1. We've angle AED = angle AED = (180-A)/2 = 90 -A/2
Futher from Tr. FEC, α = angle AED - angle ACF =90-A/2-C/2 = angle B/2 since angs.(A+B+C)=180 deg. which, in turn, means that α = 90/2 = 45 deg.
Vihaan: vihaanup@gmail.com

2. @vihaan
Pls explain this step

We've angle AED = angle AED = (180-A)/2 = 90 -A/2

How do we get this?????

3. /_AED+/_ADE+/_A=180 but /_AED=/_ADE (equal tangents). So 2/_ADE+/_A=180 or /_ADE=/_AED=90- A/2
Vihaan

4. Since Tr. ADE is isoceles and OE is perp. to AC < DEO = A/2. But < FCE = 45-A/2 and hence considering the angles of Tr. FEC which add upto 180 we see that alpha= 45

Sumith Peiris
Moratuwa
Sri Lanka

5. Problem 361
The ADOE is cyclic (<ADO=90=<AEO) so <EDO=<A/2.Now DO//BC then <FOD=<FCB=<C/2.
But x=<EFO=<FDO+<DOF=<A/2+<C/2=45.
APOSTOLIS MANOLOUDIS 4 HIGH SHCOOL OF KORYDALLOS PIRAEUS GREECE

6. Draw in the tangents lines and then just angle chase to find <OFE.

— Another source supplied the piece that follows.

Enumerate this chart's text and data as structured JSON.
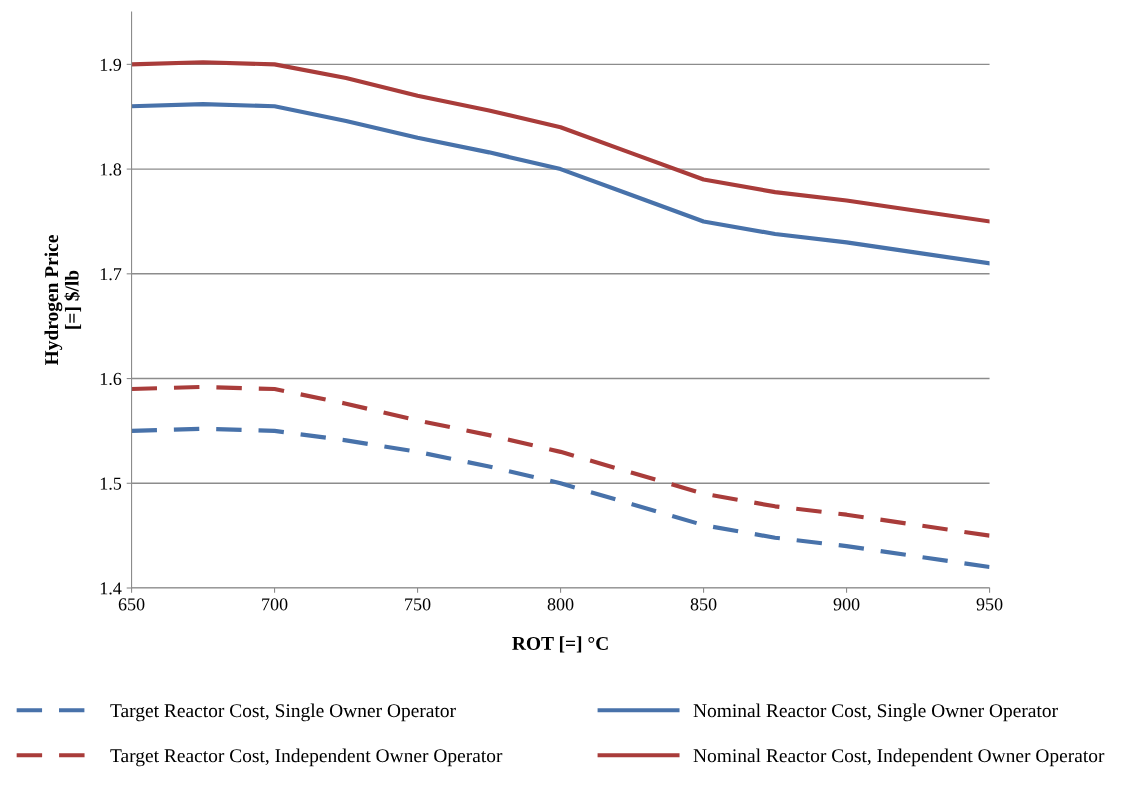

First let G be the intersection of the tangent on BC and x = <OCB

1. Tr. CGO = Tr.GEO by SSS. So <ECO also equals x.
2. <COE is 90 -x and <EOF is 90 + x.
3. DO is parallel to BC so <DOF is also x.
4. That means <DOE is 90 + 2x and since tr. EDO is isosceles (2 radii) <EDO - <DE0 = 45 - x.
5. Finally <EFO = 180 - (45 - x + 90 + x) = 45.

7. Considering usual triangle notations,Extend CO to meet AB at P
Since ADE is isosceles, m(ADE) = m(ADF) = 90-A/2
Also m(OCB) = 45-A/2 => m(CPB) = 45+A/2
Therefore m(PFD) = m(EFO) = 180-(90-A/2)-(45+A/2) = 45